The relevance of the Problem

Of late, efforts are underway to build computer-assisted diagnostic tools for cancer diagnosis via image processing. Such computer-assisted tools require capturing of images, stain color normalization of images, segmentation of cells of interest, and classification to count malignant versus healthy cells. This challenge is positioned towards robust segmentation of cells which is the first stage to build such a tool for plasma cell cancer, namely, Multiple Myeloma (MM), which is a type of blood cancer. We will provide images after stain color normalization. The problem of plasma cell segmentation in MM is challenging owing to multiple reasons- 1) There is a varying amount of nucleus and cytoplasm from one cell to another. 2) The cells may appear in clusters or as isolated single cells. 3) The cells appearing in clusters may have three cases- (a) cytoplasm of two cells touch each other (b) the cytoplasm of one cell and nucleus of another touch each other, (c) nucleus of cells touch each other. Since the cytoplasm and nucleus have different colors, the segmentation of cells may pose challenges. 4) There may be multiple cells touching each other in the cluster. 5) There may be unstained cells, say a red blood cell underneath the cell of interest, changing its color and shade. 6) The cytoplasm of a cell may be close to the background of the whole image, making it difficult to identify the boundary of the cell and segment it. Hence, the problem is very challenging and interesting. The segmentation algorithm designed by the participants should segment the cells from clusters as well. 

Data usage agreement

Participants cannot share the data, cannot use it for any commercial purpose, cannot publish any paper using this data released through the challenge except for the challenge proceedings. However, the challenge data may be released publicly within 6 months of the conclusion of the challenge and can thereafter be used for academic and research purposes. The participants are free to use publicly available data including pre-trained nets for training purposes. 

Code availability

Results from participating teams will be evaluated at the leaderboard by comparing them with the ground truth available with the organizers. It will be tested on the Instance mean averaged precision (ImAP). The code that will be used to compute this metric will be made available on the challenge page. Participating teams will be required to share the codes with the organizers. The participants will be required to upload the codes at the public platform, say Github, once the papers are accepted in the proceedings.

Publication Policy

1. For this challenge, we will be submitting a "Challenge Report" in some reputed journal of Medical Imaging. Challenge Reports are a common way to publish the challenge summary. Some samples of the published Challenge Reports are:     
        
a. https://arxiv.org/pdf/1808.04277.pdf              

2. We will choose Top-5 teams from the final leaderboard, who would hence be the co-authors in this paper. Their methods will be discussed at length with their pros and cons.

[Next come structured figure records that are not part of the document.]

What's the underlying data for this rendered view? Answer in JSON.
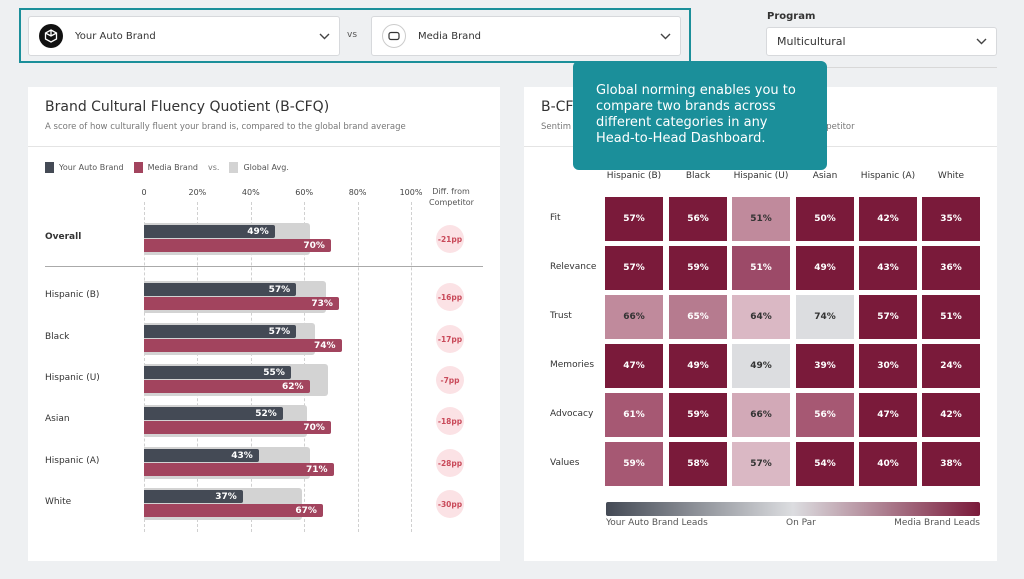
{
  "compare": {
    "brand_a": "Your Auto Brand",
    "vs": "vs",
    "brand_b": "Media Brand"
  },
  "program": {
    "label": "Program",
    "value": "Multicultural"
  },
  "left_panel": {
    "title": "Brand Cultural Fluency Quotient (B-CFQ)",
    "subtitle": "A score of how culturally fluent your brand is, compared to the global brand average",
    "legend": {
      "a": "Your Auto Brand",
      "b": "Media Brand",
      "vs": "vs.",
      "global": "Global Avg."
    },
    "diff_header_1": "Diff. from",
    "diff_header_2": "Competitor"
  },
  "right_panel": {
    "title": "B-CF",
    "subtitle_left": "Sentim",
    "subtitle_right": "mpetitor"
  },
  "tooltip": {
    "text": "Global norming enables you to compare two brands across different categories in any Head-to-Head Dashboard."
  },
  "colors": {
    "auto": "#444a55",
    "media": "#a2445e",
    "global": "#d3d3d3",
    "accent": "#1b8f9a"
  },
  "chart_data": [
    {
      "type": "bar",
      "axis_ticks": [
        "0",
        "20%",
        "40%",
        "60%",
        "80%",
        "100%"
      ],
      "xlim": [
        0,
        100
      ],
      "categories": [
        "Overall",
        "Hispanic (B)",
        "Black",
        "Hispanic (U)",
        "Asian",
        "Hispanic (A)",
        "White"
      ],
      "series": [
        {
          "name": "Your Auto Brand",
          "values": [
            49,
            57,
            57,
            55,
            52,
            43,
            37
          ],
          "labels": [
            "49%",
            "57%",
            "57%",
            "55%",
            "52%",
            "43%",
            "37%"
          ]
        },
        {
          "name": "Media Brand",
          "values": [
            70,
            73,
            74,
            62,
            70,
            71,
            67
          ],
          "labels": [
            "70%",
            "73%",
            "74%",
            "62%",
            "70%",
            "71%",
            "67%"
          ]
        },
        {
          "name": "Global Avg.",
          "values": [
            62,
            68,
            64,
            69,
            61,
            62,
            59
          ]
        }
      ],
      "diff": [
        "-21pp",
        "-16pp",
        "-17pp",
        "-7pp",
        "-18pp",
        "-28pp",
        "-30pp"
      ]
    },
    {
      "type": "heatmap",
      "columns": [
        "Hispanic (B)",
        "Black",
        "Hispanic (U)",
        "Asian",
        "Hispanic (A)",
        "White"
      ],
      "rows": [
        "Fit",
        "Relevance",
        "Trust",
        "Memories",
        "Advocacy",
        "Values"
      ],
      "values": [
        [
          "57%",
          "56%",
          "51%",
          "50%",
          "42%",
          "35%"
        ],
        [
          "57%",
          "59%",
          "51%",
          "49%",
          "43%",
          "36%"
        ],
        [
          "66%",
          "65%",
          "64%",
          "74%",
          "57%",
          "51%"
        ],
        [
          "47%",
          "49%",
          "49%",
          "39%",
          "30%",
          "24%"
        ],
        [
          "61%",
          "59%",
          "66%",
          "56%",
          "47%",
          "42%"
        ],
        [
          "59%",
          "58%",
          "57%",
          "54%",
          "40%",
          "38%"
        ]
      ],
      "cell_colors": [
        [
          "#7a1a3a",
          "#7a1a3a",
          "#c08a9c",
          "#7a1a3a",
          "#7a1a3a",
          "#7a1a3a"
        ],
        [
          "#7a1a3a",
          "#7a1a3a",
          "#9c4a68",
          "#7a1a3a",
          "#7a1a3a",
          "#7a1a3a"
        ],
        [
          "#c08a9c",
          "#b67b8f",
          "#dab8c4",
          "#dcdde0",
          "#7a1a3a",
          "#7a1a3a"
        ],
        [
          "#7a1a3a",
          "#7a1a3a",
          "#dcdde0",
          "#7a1a3a",
          "#7a1a3a",
          "#7a1a3a"
        ],
        [
          "#a65873",
          "#7a1a3a",
          "#d2a9b7",
          "#a65873",
          "#7a1a3a",
          "#7a1a3a"
        ],
        [
          "#a65873",
          "#7a1a3a",
          "#dab8c4",
          "#7a1a3a",
          "#7a1a3a",
          "#7a1a3a"
        ]
      ],
      "scale": {
        "left": "Your Auto Brand Leads",
        "middle": "On Par",
        "right": "Media Brand Leads"
      }
    }
  ]
}
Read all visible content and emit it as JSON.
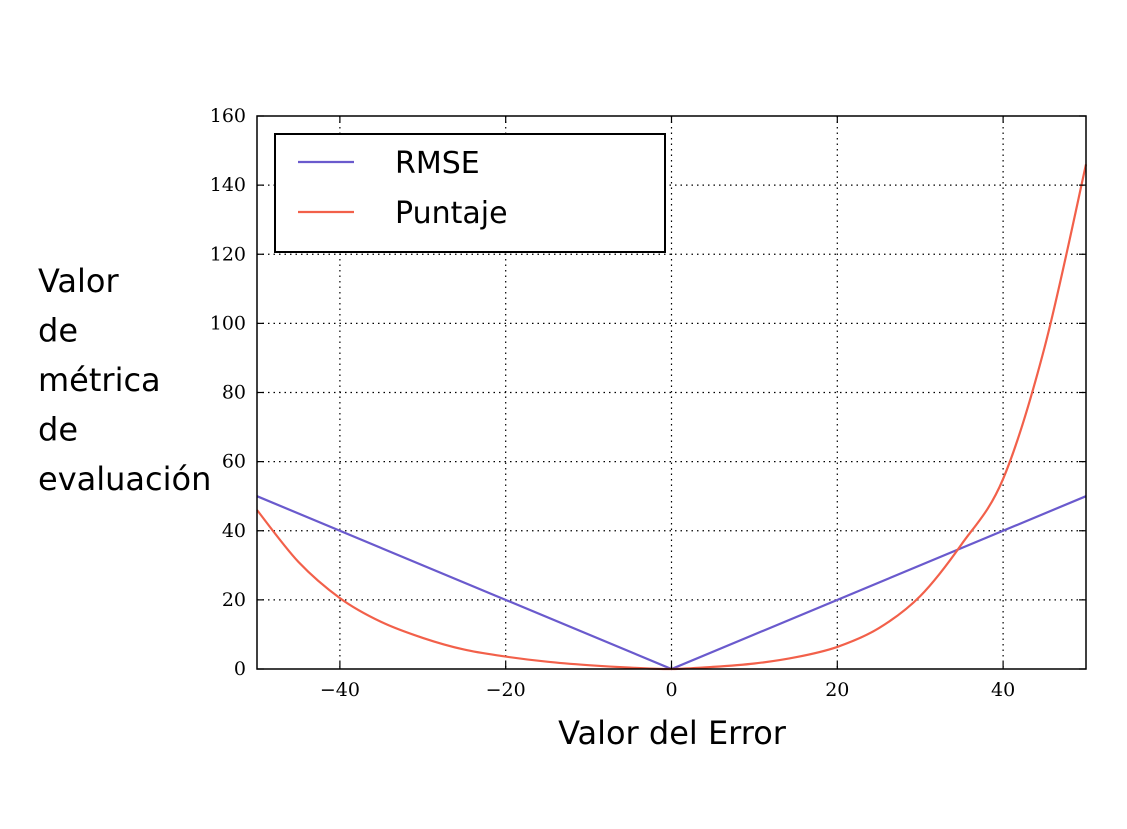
{
  "chart_data": {
    "type": "line",
    "xlabel": "Valor del Error",
    "ylabel_lines": [
      "Valor",
      "de",
      "métrica",
      "de",
      "evaluación"
    ],
    "xlim": [
      -50,
      50
    ],
    "ylim": [
      0,
      160
    ],
    "xticks": [
      -40,
      -20,
      0,
      20,
      40
    ],
    "xtick_labels": [
      "−40",
      "−20",
      "0",
      "20",
      "40"
    ],
    "yticks": [
      0,
      20,
      40,
      60,
      80,
      100,
      120,
      140,
      160
    ],
    "ytick_labels": [
      "0",
      "20",
      "40",
      "60",
      "80",
      "100",
      "120",
      "140",
      "160"
    ],
    "grid": true,
    "legend_position": "top-left",
    "series": [
      {
        "name": "RMSE",
        "color": "#6a5acd",
        "x": [
          -50,
          0,
          50
        ],
        "y": [
          50,
          0,
          50
        ]
      },
      {
        "name": "Puntaje",
        "color": "#f2604a",
        "x": [
          -50,
          -45,
          -40,
          -35,
          -30,
          -25,
          -20,
          -15,
          -10,
          -5,
          0,
          5,
          10,
          15,
          20,
          25,
          30,
          35,
          40,
          45,
          50
        ],
        "y": [
          46,
          31,
          20.5,
          13.6,
          9,
          5.6,
          3.6,
          2.1,
          1.1,
          0.4,
          0,
          0.6,
          1.6,
          3.4,
          6.4,
          11.8,
          21.1,
          36.1,
          55,
          93,
          146
        ]
      }
    ]
  }
}
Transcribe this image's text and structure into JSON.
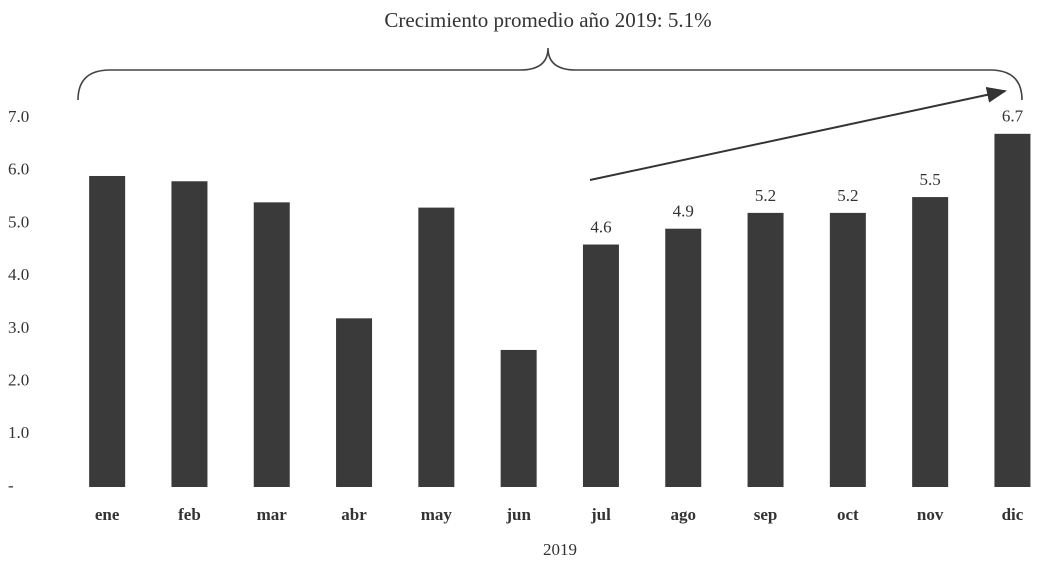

3. Please note that the data would be made public after the challenge report is accepted for publication. Until then, neither the data nor any paper on this data can be published anywhere. 

4. In order to verify the results and to ensure reproducibility, it is mandatory for all the teams to share a report, their codes, and trained models. We will be including the leaderboard statistics and scores in the Challenge report.